There is a lot of discussion in this thread that is more advanced than I need for this problem, so I am going to focus on BvU's comments here, which seem to adopt the simplifying assumptions made by the authors of the textbook. For purposes of finding the maximum speed of a point on the spring (adopting the simplifying assumption that it is moving only vertically), let us look at the system when x=0. Then the (vertical) displacement would be $A \cos\! \left(\omega t\right)$ and the velocity would be the derivative of that, namely $-A \omega \sin\! \left(\omega t\right)$.

Next, let's find omega. Since the wave speed is 6.7 m/s (given) and the wavelength is 75 cm (given), the period (T) must be .112 meters per second, and omega is therefore $\frac{2 \pi}{T}$ or 56 radians per second. Next, the speed will be maximum where the displacement is zero, so setting the first equation to zero and solving($3 \cos\! \left(56 t\right)=0$), maximum speed occurs at $t=\frac{\pi}{112}$. Finally, putting this value of t into the second equation, the maximum speed is -168 m/s, which doesn't make sense. (The textbook answer is 1.7 m/s). Where am I going wrong?

 

[renormalize]

Next, let's find omega. Since the wave speed is 6.7 m/s (given) and the wavelength is 75 cm (given), the period (T) must be .112 meters per second, and omega is therefore $\frac{2 \pi}{T}$ or 56 radians per second. Next, the speed will be maximum where the displacement is zero, so setting the first equation to zero and solving($3 \cos\! \left(56 t\right)=0$), maximum speed occurs at $t=\frac{\pi}{112}$. Finally, putting this value of t into the second equation, the maximum speed is -168 m/s, which doesn't make sense. (The textbook answer is 1.7 m/s). Where am I going wrong?

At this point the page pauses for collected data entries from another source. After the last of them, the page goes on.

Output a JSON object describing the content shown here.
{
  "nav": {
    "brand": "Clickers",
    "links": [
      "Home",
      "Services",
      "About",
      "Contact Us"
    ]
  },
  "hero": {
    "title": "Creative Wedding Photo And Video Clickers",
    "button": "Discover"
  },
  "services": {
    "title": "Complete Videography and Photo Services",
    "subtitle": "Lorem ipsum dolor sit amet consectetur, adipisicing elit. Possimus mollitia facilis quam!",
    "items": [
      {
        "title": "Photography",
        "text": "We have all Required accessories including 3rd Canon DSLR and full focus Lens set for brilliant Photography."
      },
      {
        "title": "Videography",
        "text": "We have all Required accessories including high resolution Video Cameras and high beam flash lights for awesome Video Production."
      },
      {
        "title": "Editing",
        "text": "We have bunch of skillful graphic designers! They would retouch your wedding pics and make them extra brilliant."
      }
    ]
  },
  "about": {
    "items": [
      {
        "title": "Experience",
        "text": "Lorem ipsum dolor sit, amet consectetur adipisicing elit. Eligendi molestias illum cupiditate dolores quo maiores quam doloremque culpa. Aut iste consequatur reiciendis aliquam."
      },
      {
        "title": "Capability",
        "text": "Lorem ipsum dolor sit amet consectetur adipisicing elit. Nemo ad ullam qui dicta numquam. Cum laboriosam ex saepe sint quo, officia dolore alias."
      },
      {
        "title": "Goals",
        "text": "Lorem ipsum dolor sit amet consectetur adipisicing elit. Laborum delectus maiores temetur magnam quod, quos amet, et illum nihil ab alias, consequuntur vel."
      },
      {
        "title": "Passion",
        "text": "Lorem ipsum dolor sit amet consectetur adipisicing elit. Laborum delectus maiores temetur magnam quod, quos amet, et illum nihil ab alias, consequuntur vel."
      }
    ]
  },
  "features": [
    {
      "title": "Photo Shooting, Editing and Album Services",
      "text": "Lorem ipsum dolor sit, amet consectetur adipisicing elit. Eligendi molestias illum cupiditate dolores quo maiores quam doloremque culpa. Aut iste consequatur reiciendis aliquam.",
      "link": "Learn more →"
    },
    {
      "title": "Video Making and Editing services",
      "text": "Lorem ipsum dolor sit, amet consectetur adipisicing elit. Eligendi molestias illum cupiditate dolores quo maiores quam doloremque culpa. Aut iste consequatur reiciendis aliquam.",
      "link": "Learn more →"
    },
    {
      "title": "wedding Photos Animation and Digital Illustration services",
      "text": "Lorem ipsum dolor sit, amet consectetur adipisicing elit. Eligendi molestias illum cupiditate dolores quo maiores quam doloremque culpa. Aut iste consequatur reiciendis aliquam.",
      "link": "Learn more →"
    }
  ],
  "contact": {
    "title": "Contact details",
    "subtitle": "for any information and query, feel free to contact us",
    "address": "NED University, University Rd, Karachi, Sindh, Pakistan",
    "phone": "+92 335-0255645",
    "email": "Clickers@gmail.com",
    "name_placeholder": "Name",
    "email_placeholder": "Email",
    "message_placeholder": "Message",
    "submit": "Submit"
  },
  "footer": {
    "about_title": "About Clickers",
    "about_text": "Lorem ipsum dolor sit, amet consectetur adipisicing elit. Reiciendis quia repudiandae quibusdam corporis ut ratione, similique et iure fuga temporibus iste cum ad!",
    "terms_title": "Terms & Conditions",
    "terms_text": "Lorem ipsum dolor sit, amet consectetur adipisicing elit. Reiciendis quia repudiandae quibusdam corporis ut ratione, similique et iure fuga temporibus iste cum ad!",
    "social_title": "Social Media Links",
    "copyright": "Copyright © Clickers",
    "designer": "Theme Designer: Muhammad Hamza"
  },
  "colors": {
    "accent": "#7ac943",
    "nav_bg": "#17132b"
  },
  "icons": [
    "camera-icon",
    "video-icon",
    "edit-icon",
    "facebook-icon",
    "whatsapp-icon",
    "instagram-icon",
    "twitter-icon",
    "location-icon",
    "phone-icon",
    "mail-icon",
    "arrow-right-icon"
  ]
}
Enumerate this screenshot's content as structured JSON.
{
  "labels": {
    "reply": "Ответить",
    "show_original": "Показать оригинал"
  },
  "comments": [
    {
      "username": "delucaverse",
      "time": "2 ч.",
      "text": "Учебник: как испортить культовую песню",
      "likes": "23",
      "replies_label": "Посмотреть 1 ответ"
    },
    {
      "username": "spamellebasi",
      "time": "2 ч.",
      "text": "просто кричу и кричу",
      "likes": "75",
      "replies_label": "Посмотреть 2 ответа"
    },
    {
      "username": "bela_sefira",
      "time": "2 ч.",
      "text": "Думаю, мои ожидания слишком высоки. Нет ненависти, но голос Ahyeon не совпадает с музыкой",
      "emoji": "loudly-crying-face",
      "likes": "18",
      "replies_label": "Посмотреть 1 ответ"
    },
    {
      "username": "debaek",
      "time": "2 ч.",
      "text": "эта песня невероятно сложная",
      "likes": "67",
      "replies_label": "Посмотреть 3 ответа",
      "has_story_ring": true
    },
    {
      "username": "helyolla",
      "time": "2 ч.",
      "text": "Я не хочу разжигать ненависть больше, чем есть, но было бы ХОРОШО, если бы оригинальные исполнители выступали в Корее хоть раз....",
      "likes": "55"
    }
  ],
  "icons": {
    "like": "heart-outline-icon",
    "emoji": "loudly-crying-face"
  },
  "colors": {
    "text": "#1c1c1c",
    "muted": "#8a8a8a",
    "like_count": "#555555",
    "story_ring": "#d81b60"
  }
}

• Period $T$ has units of $s$ (no meters involved).
• Working in SI units, the amplitude $A$ has the value $0.03\text{ m}$.
• Speed is the magnitude of the instantaneous velocity-vector and is always positive or zero.

 

[Brian_D]

Fabulous, thank you renormalize. With these corrections, I get the textbook answer. It is all clear to me now.

 

[haruspex]

• Period $T$ has units of $s^{-1}$ (no meters involved).

You mean $s$: $(0.75 m/wave)/(6.7 m/s) = 0.112 s/wave$.

 

[renormalize]

You mean $s$: $(0.75 m/wave)/(6.7 m/s) = 0.112 s/wave$.

Yes, $T$ has units of $s$. My post has been corrected. Thank's for catching my error!

 

[Brian_D]

Thank you, haruspex, renormalize and all.